31 mai 2007
« Ridicule », « ça c'est pas vrai », « j'ai jamais volé ces tableaux ». Tels furent les mots utilisés hier par Nima Mazhari pour démontrer que tout le monde qui a témoigné à son procès a menti.
David Santerre
Il a d'abord soulevé le fait qu'étrangement, tous ses déboires sont survenus juste après le témoignage dérangeant de sa conjointe Myriam Bédard dans le dossier du scandale des commandites.
Il a mentionné qu'à l'époque où la peintre Caiserman-Roth a coupé les liens avec lui, en décembre 2001, elle était malade et vivait « d'atroces » souffrances. Mais un peu plus tard, il dit qu'elle a participé au déménagement de ses effets personnels, le 26 décembre, transportant seule de grandes toiles.

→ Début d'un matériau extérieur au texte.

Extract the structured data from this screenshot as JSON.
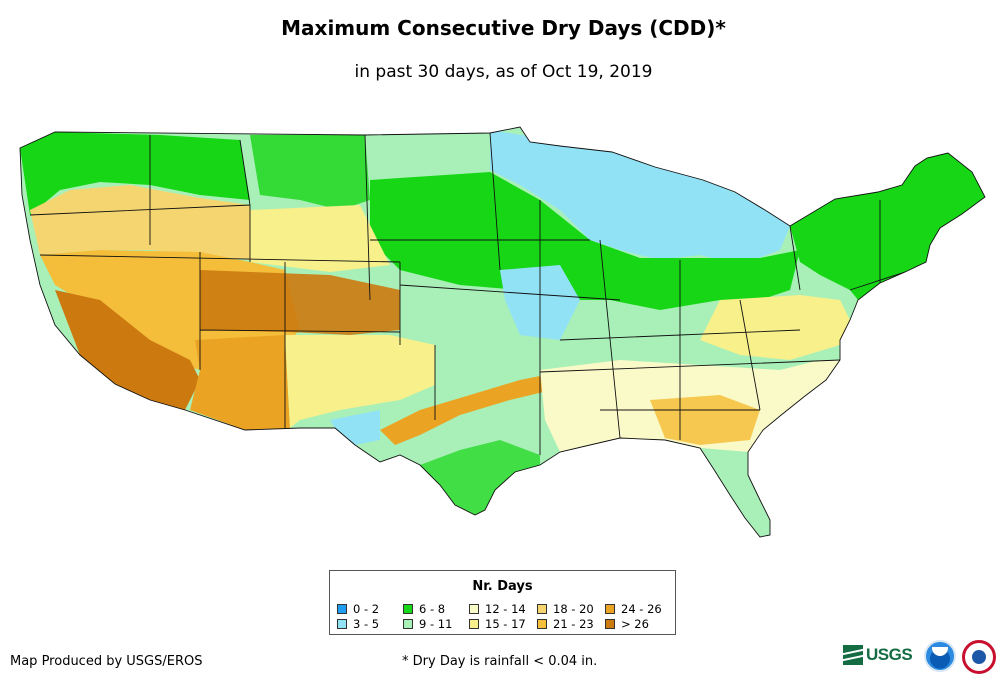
{
  "header": {
    "title": "Maximum Consecutive Dry Days (CDD)*",
    "subtitle": "in past 30 days, as of Oct 19, 2019"
  },
  "legend": {
    "title": "Nr. Days",
    "items": [
      {
        "label": "0 - 2",
        "color": "#1e9ef0"
      },
      {
        "label": "3 - 5",
        "color": "#92e2f6"
      },
      {
        "label": "6 - 8",
        "color": "#16d616"
      },
      {
        "label": "9 - 11",
        "color": "#a8f0b8"
      },
      {
        "label": "12 - 14",
        "color": "#fafac8"
      },
      {
        "label": "15 - 17",
        "color": "#f8f08a"
      },
      {
        "label": "18 - 20",
        "color": "#f5d570"
      },
      {
        "label": "21 - 23",
        "color": "#f4be3a"
      },
      {
        "label": "24 - 26",
        "color": "#eaa322"
      },
      {
        "label": "> 26",
        "color": "#cc7a10"
      }
    ]
  },
  "footer": {
    "credit": "Map Produced by USGS/EROS",
    "footnote": "* Dry Day is rainfall < 0.04 in.",
    "usgs_logo_text": "USGS"
  },
  "map": {
    "region": "Contiguous United States",
    "regions": [
      {
        "name": "Pacific Northwest",
        "category": "6 - 8"
      },
      {
        "name": "Northern Rockies / Plains",
        "category": "9 - 11"
      },
      {
        "name": "Upper Midwest / Great Lakes",
        "category": "3 - 5"
      },
      {
        "name": "Corn Belt / Midwest",
        "category": "6 - 8"
      },
      {
        "name": "New England",
        "category": "6 - 8"
      },
      {
        "name": "California / Nevada",
        "category": "21 - 23"
      },
      {
        "name": "Southern California / Arizona",
        "category": "> 26"
      },
      {
        "name": "Utah / Colorado",
        "category": "24 - 26"
      },
      {
        "name": "New Mexico",
        "category": "15 - 17"
      },
      {
        "name": "Southern Plains / Texas",
        "category": "9 - 11"
      },
      {
        "name": "Southeast",
        "category": "15 - 17"
      },
      {
        "name": "Florida",
        "category": "9 - 11"
      }
    ]
  }
}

II a aussi dû expliquer lorsque questionné par le procureur de la Couronne, Me Mario Dufresne, pourquoi il a appelé la police lors de ce fameux déménagement.
« De quoi aviez-vous peur, vous qui êtes un mâle dominant ? (titre que s'est attribué Mazhari la veille) », lui a-t-il lancé.
C'est ce que lui aurait conseillé Vera Danyluk, « directrice de la police de Montréal » (elle était en fait présidente de la Communauté urbaine de Montréal), a-t-il dit.
Toiles déménagées
Il dit ne pas avoir surveillé combien de toiles ont été déménagées ce jour-là, alors qu'il considérait important de faire signer un papier à l'avocat de la peintre attestant de ce qui était pris dans le studio.
Quant aux photos de Pierre Bédard et Guy Coupal, père et ex de Myriam, montrant des toiles présumément volées exposées sur leurs murs et données par l'athlète, Mazhari en a mis la fiabilité en doute.
« Je suis photographe mois-même et je n'achète pas ça », a répondu Mazhari, qui déplore n'avoir pas vu les négatifs, et qui croit que ces photos ont pu être trafiquées, ou que les toiles pourraient être fausses.